La musique du Canadien Sean Clarke s’exprime grâce à une peinture tonale libre, qui va et qui vient entre des enchaînements déracinés et d’autres, liés harmoniquement. La principale préoccupation de Clarke est la couleur et le développement naturel, subtilement ressenti, et surtout non provoqué par un système rigide quelconque. Il s’agit donc, essentiellement, de musique délicate, webernienne, en demi-teintes et en phrasés subtils. On remarque cette démarche avec clarté dans la pièce titre, en deux mouvements, A Flower for my Daughter, une œuvre de grande douceur pour piano qui dévoile sans qu’on en soit surpris les affinités électives de Clarke avec, aussi, Debussy. On perçoit ailleurs la connexion du compositeur avec ses contemporains Saariaho, ou un peu Peteris Vasks. Peut-être aussi Feldman. Le reste du programme témoigne également de l’esthétique très intimiste du compositeur, dans des pièces évanescentes, contemplatives, comme The Christmas Bells From Hill to Hill, ou Winter Light, Castle Mountain.
La même vie secrète, révélée avec pudeur, est dévoilée dans les deux seules pièces pour un autre instrument que le piano : Mountain Hymnal, envoûtante musique pour flûte et résonance accentuée (qui nous donne l’impression d’observer un musicien s’exécutant devant un ample et apaisant paysage), et Ballade, pour guitare. Franey Trail, pour piano et soprano, est un mini opéra de neuf minutes, qui présente le personnage de Clara, 71 ans, dont le fils est mort pendant la Deuxième Guerre mondiale, et qui se le remémore à la veille de ce qui aurait été son 50e anniversaire. Touchant, ce drame lyrique miniature est occasionnellement la scène des mesures les plus densément construites et émotionnellement intenses du programme.
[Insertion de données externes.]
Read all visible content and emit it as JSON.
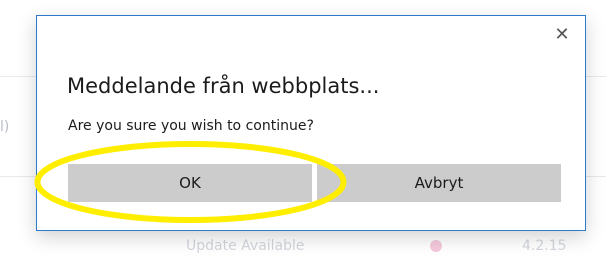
{
  "background": {
    "left_fragment": "l)",
    "bottom_fragment_1": "Update Available",
    "bottom_fragment_2": "4.2.15"
  },
  "dialog": {
    "close_glyph": "✕",
    "title": "Meddelande från webbplats...",
    "message": "Are you sure you wish to continue?",
    "ok_label": "OK",
    "cancel_label": "Avbryt",
    "border_color": "#2f79c9",
    "button_color": "#cccccc"
  },
  "annotation": {
    "highlight_color": "#ffee00",
    "highlighted": "ok-button"
  }
}
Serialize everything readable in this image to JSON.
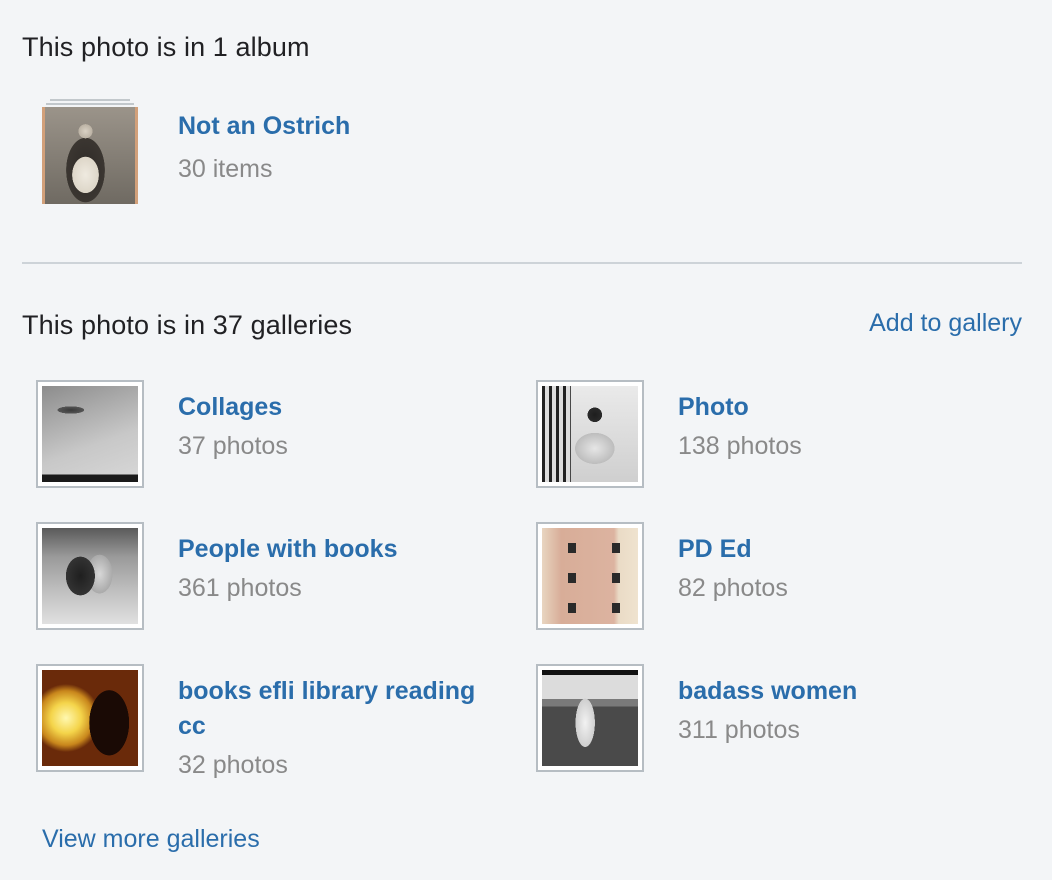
{
  "albums_section": {
    "title": "This photo is in 1 album",
    "albums": [
      {
        "name": "Not an Ostrich",
        "count": "30 items",
        "thumbnail": "woman-with-ostrich-photo"
      }
    ]
  },
  "galleries_section": {
    "title": "This photo is in 37 galleries",
    "add_label": "Add to gallery",
    "galleries": [
      {
        "name": "Collages",
        "count": "37 photos",
        "thumbnail": "diver-photo"
      },
      {
        "name": "Photo",
        "count": "138 photos",
        "thumbnail": "woman-seated-photo"
      },
      {
        "name": "People with books",
        "count": "361 photos",
        "thumbnail": "people-on-bench-photo"
      },
      {
        "name": "PD Ed",
        "count": "82 photos",
        "thumbnail": "building-facade-drawing"
      },
      {
        "name": "books efli library reading cc",
        "count": "32 photos",
        "thumbnail": "reader-by-lamp-photo"
      },
      {
        "name": "badass women",
        "count": "311 photos",
        "thumbnail": "woman-baseball-photo"
      }
    ],
    "view_more_label": "View more galleries"
  },
  "colors": {
    "link": "#2a6dab",
    "muted": "#898989",
    "background": "#f3f5f7"
  }
}
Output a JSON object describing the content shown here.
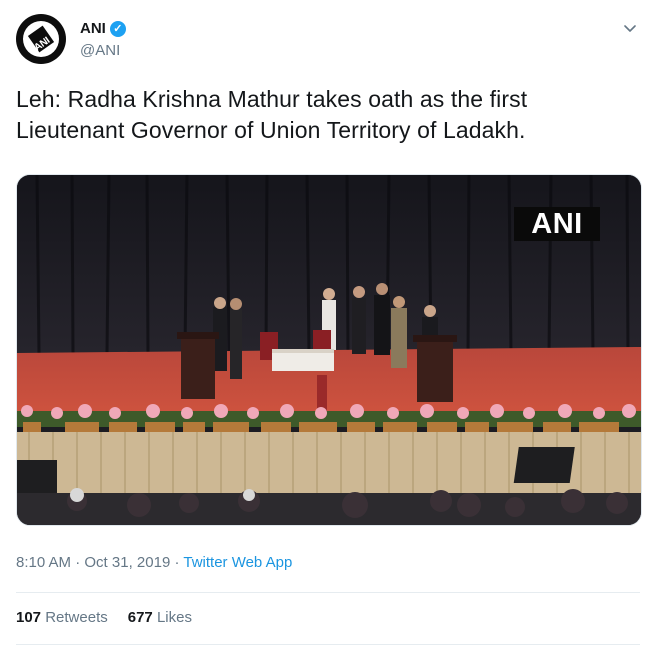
{
  "author": {
    "display_name": "ANI",
    "handle": "@ANI",
    "avatar_logo": "ANI",
    "verified_icon": "verified-badge-icon"
  },
  "menu_icon": "chevron-down-icon",
  "tweet": {
    "text": "Leh: Radha Krishna Mathur takes oath as the first Lieutenant Governor of Union Territory of Ladakh.",
    "media": {
      "watermark": "ANI"
    }
  },
  "meta": {
    "time": "8:10 AM",
    "separator1": " · ",
    "date": "Oct 31, 2019",
    "separator2": " · ",
    "app": "Twitter Web App"
  },
  "stats": {
    "retweets_count": "107",
    "retweets_label": "Retweets",
    "likes_count": "677",
    "likes_label": "Likes"
  },
  "colors": {
    "accent": "#1da1f2",
    "link": "#1b95e0",
    "secondary_text": "#657786",
    "stage": "#c64a3c"
  }
}
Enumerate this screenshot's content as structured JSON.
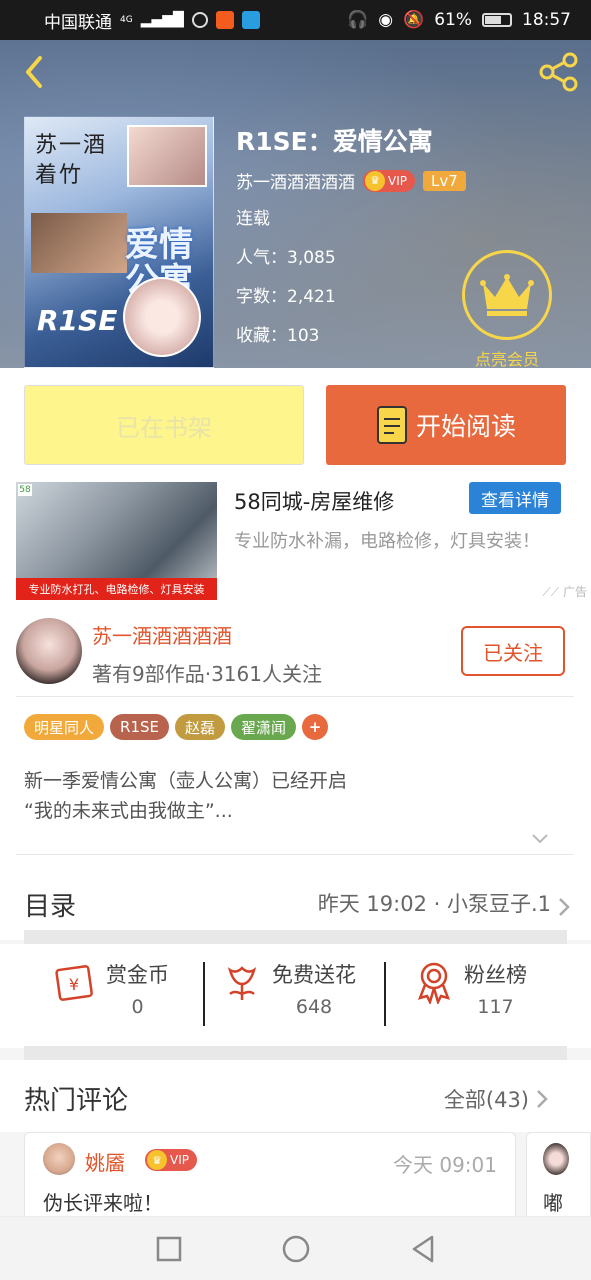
{
  "status_bar": {
    "carrier": "中国联通",
    "net": "4G",
    "battery": "61%",
    "time": "18:57"
  },
  "book": {
    "title": "R1SE：爱情公寓",
    "author": "苏一酒酒酒酒酒",
    "vip_label": "VIP",
    "level": "Lv7",
    "status": "连载",
    "popularity_label": "人气：",
    "popularity": "3,085",
    "word_label": "字数：",
    "words": "2,421",
    "fav_label": "收藏：",
    "favorites": "103",
    "member_label": "点亮会员",
    "cover_title": "苏一酒\n着竹",
    "cover_big": "爱情\n公寓",
    "cover_sig": "R1SE"
  },
  "actions": {
    "shelf_label": "已在书架",
    "read_label": "开始阅读"
  },
  "ad": {
    "title": "58同城-房屋维修",
    "button": "查看详情",
    "desc": "专业防水补漏，电路检修，灯具安装！",
    "image_caption": "专业防水打孔、电路检修、灯具安装",
    "logo": "58",
    "label": "广告"
  },
  "author": {
    "name": "苏一酒酒酒酒酒",
    "meta": "著有9部作品·3161人关注",
    "follow_label": "已关注",
    "tags": [
      {
        "label": "明星同人",
        "color": "#f2a93b"
      },
      {
        "label": "R1SE",
        "color": "#b7634e"
      },
      {
        "label": "赵磊",
        "color": "#c29a3f"
      },
      {
        "label": "翟潇闻",
        "color": "#6aa84f"
      },
      {
        "label": "+",
        "color": "#e9693e"
      }
    ],
    "intro_line1": "新一季爱情公寓（壶人公寓）已经开启",
    "intro_line2": "“我的未来式由我做主”..."
  },
  "toc": {
    "label": "目录",
    "latest": "昨天 19:02 · 小泵豆子.1"
  },
  "stats": [
    {
      "label": "赏金币",
      "value": "0",
      "icon": "reward-coin-icon"
    },
    {
      "label": "免费送花",
      "value": "648",
      "icon": "flower-icon"
    },
    {
      "label": "粉丝榜",
      "value": "117",
      "icon": "medal-icon"
    }
  ],
  "comments": {
    "label": "热门评论",
    "all": "全部(43)",
    "items": [
      {
        "user": "姚靥",
        "vip_label": "VIP",
        "time": "今天 09:01",
        "text": "伪长评来啦！"
      },
      {
        "text": "嘟"
      }
    ]
  },
  "colors": {
    "accent": "#e0552c",
    "read_button": "#e9693e",
    "shelf_button": "#fef58c",
    "ad_button": "#2a83d6",
    "member_gold": "#f7d64a"
  }
}
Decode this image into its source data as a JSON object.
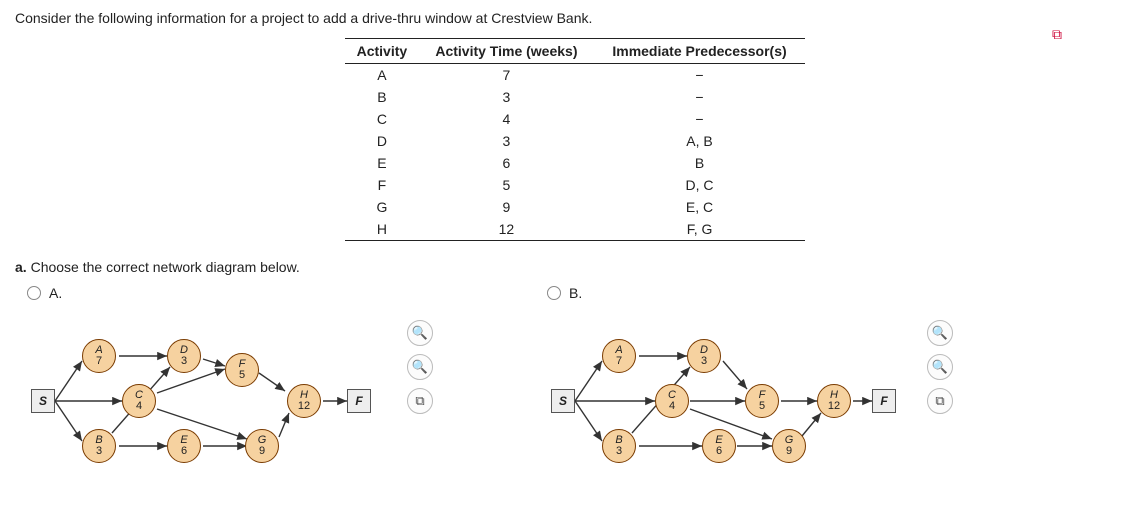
{
  "intro": "Consider the following information for a project to add a drive-thru window at Crestview Bank.",
  "table": {
    "headers": [
      "Activity",
      "Activity Time (weeks)",
      "Immediate Predecessor(s)"
    ],
    "rows": [
      {
        "activity": "A",
        "time": "7",
        "pred": "−"
      },
      {
        "activity": "B",
        "time": "3",
        "pred": "−"
      },
      {
        "activity": "C",
        "time": "4",
        "pred": "−"
      },
      {
        "activity": "D",
        "time": "3",
        "pred": "A, B"
      },
      {
        "activity": "E",
        "time": "6",
        "pred": "B"
      },
      {
        "activity": "F",
        "time": "5",
        "pred": "D, C"
      },
      {
        "activity": "G",
        "time": "9",
        "pred": "E, C"
      },
      {
        "activity": "H",
        "time": "12",
        "pred": "F, G"
      }
    ]
  },
  "partA": {
    "prefix": "a.",
    "text": "Choose the correct network diagram below."
  },
  "options": {
    "A": {
      "label": "A."
    },
    "B": {
      "label": "B."
    }
  },
  "nodes": {
    "S": "S",
    "F": "F",
    "A": {
      "name": "A",
      "time": "7"
    },
    "B": {
      "name": "B",
      "time": "3"
    },
    "C": {
      "name": "C",
      "time": "4"
    },
    "D": {
      "name": "D",
      "time": "3"
    },
    "E": {
      "name": "E",
      "time": "6"
    },
    "Fn": {
      "name": "F",
      "time": "5"
    },
    "G": {
      "name": "G",
      "time": "9"
    },
    "H": {
      "name": "H",
      "time": "12"
    }
  },
  "icons": {
    "zoomin": "🔍",
    "zoomout": "🔍",
    "open": "⧉",
    "popup": "⧉"
  }
}
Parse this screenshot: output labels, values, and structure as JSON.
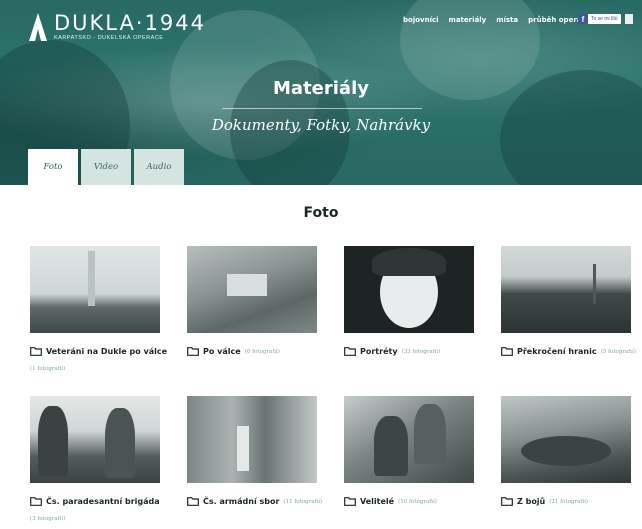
{
  "logo": {
    "title": "DUKLA·1944",
    "subtitle": "KARPATSKO - DUKELSKÁ OPERACE"
  },
  "nav": [
    "bojovníci",
    "materiály",
    "místa",
    "průběh operace"
  ],
  "facebook": {
    "label": "To se mi líbí"
  },
  "hero": {
    "title": "Materiály",
    "subtitle": "Dokumenty, Fotky, Nahrávky"
  },
  "tabs": [
    {
      "label": "Foto",
      "active": true
    },
    {
      "label": "Video",
      "active": false
    },
    {
      "label": "Audio",
      "active": false
    }
  ],
  "section_title": "Foto",
  "galleries": [
    {
      "title": "Veteráni na Dukle po válce",
      "count": "(1 fotografií)"
    },
    {
      "title": "Po válce",
      "count": "(6 fotografií)"
    },
    {
      "title": "Portréty",
      "count": "(33 fotografií)"
    },
    {
      "title": "Překročení hranic",
      "count": "(5 fotografií)"
    },
    {
      "title": "Čs. paradesantní brigáda",
      "count": "(3 fotografií)"
    },
    {
      "title": "Čs. armádní sbor",
      "count": "(11 fotografií)"
    },
    {
      "title": "Velitelé",
      "count": "(10 fotografií)"
    },
    {
      "title": "Z bojů",
      "count": "(21 fotografií)"
    }
  ],
  "colors": {
    "accent": "#2f7a73",
    "tab_inactive": "#d4e4e1",
    "count_text": "#7fa8a4"
  },
  "icons": [
    "folder-icon",
    "facebook-icon",
    "logo-a-icon"
  ]
}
Three Nocturnes, After Monet, ramène à Debussy encore, mais à ses Nocturnes pour orchestre, qui ont un mot à dire dans l’inspiration de ce triptyque plus musclé, discursivement, que les autres compositions pour piano seul.
Les interprétations de Roger Feria Jr. au piano, Talia Fuchs, soprano, Sean Clarke lui-même à la flûte et Nathan Brederson à la guitare, sont excellentes et attentionnées.
Un album qui déploie des sons et des couleurs aussi fragiles que des volutes de brume dans l’air du matin, mais qu’on se presse à saisir pour en apprécier toute l’adresse raffinée.